L’inizio parte in medias res, con Filippo in un supermercato devastato che si versa addosso litri di alcol. Non solo l’inizio mostrato veicola in poche immagini tutte le informazioni di background necessarie (il supermercato è vuoto e distrutto: segno che l’invasione è già cominciata e la città si sta già spopolando), ma infila subito un hook nel lettore, che si chiede: perché diavolo si sta versando dell’alcol addosso? E la risposta costituisce il fulcro di tutto il racconto.
Se la struttura della storia è quasi impeccabile, la prosa di Serafini avrebbe bisogno di una bella revisione. Spesso si esprime in modo goffo e con più parole del necessario; la cosa si nota fin dall’incipit:

Uno scaffale si è staccato dal muro e una parte dei liquori ha ubriacato il parquet, dietro il lungo bancone del Bar Collo. Gli altri invece sono intatti, davanti al sollievo di Filippo.

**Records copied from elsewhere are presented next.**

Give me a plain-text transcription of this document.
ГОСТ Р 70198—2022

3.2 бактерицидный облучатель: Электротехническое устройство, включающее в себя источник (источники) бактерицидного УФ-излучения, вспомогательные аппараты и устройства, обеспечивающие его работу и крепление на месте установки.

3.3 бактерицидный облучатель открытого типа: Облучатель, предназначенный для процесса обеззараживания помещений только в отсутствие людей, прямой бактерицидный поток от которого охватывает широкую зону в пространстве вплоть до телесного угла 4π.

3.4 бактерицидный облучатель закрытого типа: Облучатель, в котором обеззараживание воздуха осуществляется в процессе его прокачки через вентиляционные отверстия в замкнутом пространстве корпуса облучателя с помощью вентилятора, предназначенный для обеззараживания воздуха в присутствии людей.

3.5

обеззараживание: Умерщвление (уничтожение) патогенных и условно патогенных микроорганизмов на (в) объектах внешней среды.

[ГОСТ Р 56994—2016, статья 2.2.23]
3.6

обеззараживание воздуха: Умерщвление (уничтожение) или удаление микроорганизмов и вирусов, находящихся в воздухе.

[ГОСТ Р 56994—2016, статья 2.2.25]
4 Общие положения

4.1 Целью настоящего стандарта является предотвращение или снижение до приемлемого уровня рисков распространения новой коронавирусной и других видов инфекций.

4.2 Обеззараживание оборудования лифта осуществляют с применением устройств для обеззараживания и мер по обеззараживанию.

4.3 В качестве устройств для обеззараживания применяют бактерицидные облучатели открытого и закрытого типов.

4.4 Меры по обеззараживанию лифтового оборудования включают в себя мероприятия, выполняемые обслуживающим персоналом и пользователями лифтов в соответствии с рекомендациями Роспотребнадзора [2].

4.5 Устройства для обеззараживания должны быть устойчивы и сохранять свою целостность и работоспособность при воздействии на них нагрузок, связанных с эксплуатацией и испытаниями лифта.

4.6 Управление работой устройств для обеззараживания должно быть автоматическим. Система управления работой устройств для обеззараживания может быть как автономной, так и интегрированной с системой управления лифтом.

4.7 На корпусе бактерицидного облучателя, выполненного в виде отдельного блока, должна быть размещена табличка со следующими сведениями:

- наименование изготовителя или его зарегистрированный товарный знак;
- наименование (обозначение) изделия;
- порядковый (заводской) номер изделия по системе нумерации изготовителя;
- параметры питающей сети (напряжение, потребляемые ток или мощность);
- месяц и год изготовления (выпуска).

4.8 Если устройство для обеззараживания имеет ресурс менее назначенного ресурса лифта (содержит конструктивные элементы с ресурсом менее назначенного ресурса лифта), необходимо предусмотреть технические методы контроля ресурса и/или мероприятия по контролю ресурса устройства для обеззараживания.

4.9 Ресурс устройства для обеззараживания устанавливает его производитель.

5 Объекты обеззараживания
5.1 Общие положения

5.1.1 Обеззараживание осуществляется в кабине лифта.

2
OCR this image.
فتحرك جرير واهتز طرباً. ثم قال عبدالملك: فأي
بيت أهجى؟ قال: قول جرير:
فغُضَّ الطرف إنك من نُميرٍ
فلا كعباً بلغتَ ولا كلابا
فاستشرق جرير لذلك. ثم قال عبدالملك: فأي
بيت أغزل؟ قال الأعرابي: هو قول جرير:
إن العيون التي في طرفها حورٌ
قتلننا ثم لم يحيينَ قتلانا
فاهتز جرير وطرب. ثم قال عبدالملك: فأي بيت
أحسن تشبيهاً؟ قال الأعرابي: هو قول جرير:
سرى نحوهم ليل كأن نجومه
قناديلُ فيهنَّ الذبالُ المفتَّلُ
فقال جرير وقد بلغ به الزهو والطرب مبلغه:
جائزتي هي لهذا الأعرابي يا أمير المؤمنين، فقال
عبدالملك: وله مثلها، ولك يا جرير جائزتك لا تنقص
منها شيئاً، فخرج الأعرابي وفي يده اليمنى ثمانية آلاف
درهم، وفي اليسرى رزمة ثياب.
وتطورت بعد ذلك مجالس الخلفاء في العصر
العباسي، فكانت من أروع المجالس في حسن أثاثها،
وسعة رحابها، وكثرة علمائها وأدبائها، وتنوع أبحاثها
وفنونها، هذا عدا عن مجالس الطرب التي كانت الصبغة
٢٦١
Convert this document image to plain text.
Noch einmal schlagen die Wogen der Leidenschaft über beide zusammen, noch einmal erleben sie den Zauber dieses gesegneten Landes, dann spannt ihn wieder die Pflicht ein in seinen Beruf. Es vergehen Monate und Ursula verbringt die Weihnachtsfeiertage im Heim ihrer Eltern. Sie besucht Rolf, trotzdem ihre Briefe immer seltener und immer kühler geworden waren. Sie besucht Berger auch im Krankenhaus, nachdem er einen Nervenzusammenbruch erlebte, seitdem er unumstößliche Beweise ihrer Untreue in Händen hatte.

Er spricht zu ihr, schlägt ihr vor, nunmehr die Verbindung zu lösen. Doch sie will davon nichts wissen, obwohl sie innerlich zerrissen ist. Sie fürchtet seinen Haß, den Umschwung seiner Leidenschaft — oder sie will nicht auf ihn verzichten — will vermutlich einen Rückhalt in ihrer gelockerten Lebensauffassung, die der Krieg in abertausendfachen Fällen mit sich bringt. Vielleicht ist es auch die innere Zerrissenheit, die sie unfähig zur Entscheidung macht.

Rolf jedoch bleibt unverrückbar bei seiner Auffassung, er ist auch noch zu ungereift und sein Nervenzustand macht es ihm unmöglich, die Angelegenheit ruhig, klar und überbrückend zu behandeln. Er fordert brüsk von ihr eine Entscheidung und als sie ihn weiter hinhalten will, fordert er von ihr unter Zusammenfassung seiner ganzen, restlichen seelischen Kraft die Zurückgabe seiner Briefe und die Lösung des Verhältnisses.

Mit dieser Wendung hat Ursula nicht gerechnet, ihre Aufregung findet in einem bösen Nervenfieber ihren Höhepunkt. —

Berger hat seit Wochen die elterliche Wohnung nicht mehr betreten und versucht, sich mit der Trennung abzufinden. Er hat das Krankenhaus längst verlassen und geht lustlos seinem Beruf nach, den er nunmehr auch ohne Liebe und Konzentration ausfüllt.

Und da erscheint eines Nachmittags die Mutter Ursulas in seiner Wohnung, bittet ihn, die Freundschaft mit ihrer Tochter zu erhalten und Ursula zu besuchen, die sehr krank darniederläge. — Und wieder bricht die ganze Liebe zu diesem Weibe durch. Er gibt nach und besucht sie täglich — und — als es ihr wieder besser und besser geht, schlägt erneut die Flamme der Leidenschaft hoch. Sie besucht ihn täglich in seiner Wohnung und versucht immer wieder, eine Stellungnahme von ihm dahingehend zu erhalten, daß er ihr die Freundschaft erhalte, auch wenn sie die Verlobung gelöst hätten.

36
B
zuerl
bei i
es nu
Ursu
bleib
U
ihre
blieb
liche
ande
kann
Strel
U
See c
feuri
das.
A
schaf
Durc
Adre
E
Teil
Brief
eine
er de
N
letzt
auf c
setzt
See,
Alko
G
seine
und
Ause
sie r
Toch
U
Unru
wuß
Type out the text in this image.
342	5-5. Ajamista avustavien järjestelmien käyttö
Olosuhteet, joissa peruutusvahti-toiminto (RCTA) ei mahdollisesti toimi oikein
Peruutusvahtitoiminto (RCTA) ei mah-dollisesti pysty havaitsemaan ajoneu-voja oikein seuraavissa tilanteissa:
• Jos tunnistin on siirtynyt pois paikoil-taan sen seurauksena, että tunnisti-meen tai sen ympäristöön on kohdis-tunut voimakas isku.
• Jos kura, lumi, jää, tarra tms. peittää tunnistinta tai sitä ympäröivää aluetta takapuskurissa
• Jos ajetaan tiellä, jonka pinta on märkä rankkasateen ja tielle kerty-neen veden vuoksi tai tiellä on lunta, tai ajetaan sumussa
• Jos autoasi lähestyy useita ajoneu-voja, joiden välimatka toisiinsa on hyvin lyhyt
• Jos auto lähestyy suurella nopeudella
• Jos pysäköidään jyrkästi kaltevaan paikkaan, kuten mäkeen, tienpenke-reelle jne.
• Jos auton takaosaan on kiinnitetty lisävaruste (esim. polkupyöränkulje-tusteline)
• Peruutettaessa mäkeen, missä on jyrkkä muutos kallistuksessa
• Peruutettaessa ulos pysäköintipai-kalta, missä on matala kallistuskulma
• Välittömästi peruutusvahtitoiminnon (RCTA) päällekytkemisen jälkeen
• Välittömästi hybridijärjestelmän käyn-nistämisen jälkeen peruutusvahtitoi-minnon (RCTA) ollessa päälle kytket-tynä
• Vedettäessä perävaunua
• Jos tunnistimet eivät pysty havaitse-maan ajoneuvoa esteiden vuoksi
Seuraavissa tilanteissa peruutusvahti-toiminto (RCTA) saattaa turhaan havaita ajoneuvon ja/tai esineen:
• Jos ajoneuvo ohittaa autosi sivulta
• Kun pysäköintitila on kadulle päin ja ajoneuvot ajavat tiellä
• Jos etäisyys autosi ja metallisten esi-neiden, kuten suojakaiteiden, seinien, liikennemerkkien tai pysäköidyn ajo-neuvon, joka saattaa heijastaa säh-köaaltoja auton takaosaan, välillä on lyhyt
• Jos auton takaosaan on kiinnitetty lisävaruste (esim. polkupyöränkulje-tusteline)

Non solo la frase in grassetto è orrenda, ma si potrebbe eliminare del tutto e tanto di guadagnato!
La scena d’azione verso la fine del racconto è confusa, e i movimenti reciproci di ragazzini e predatori difficili da visualizzare. Ancora, i dialoghi soffrono del problema delle “teste parlanti” (paginate intere di scambi senza alcuna descrizione contestuale), e spesso si sbrodolano su dettagli triviali che potrebbero essere eliminati. In compenso, i due personaggi sono simpatici e parlando in modo credibile.
Insomma, perché sembri un racconto “vero” bisognerebbe risistemare e riscrivere alcune parti, ma la storia c’è e funziona. Bravo.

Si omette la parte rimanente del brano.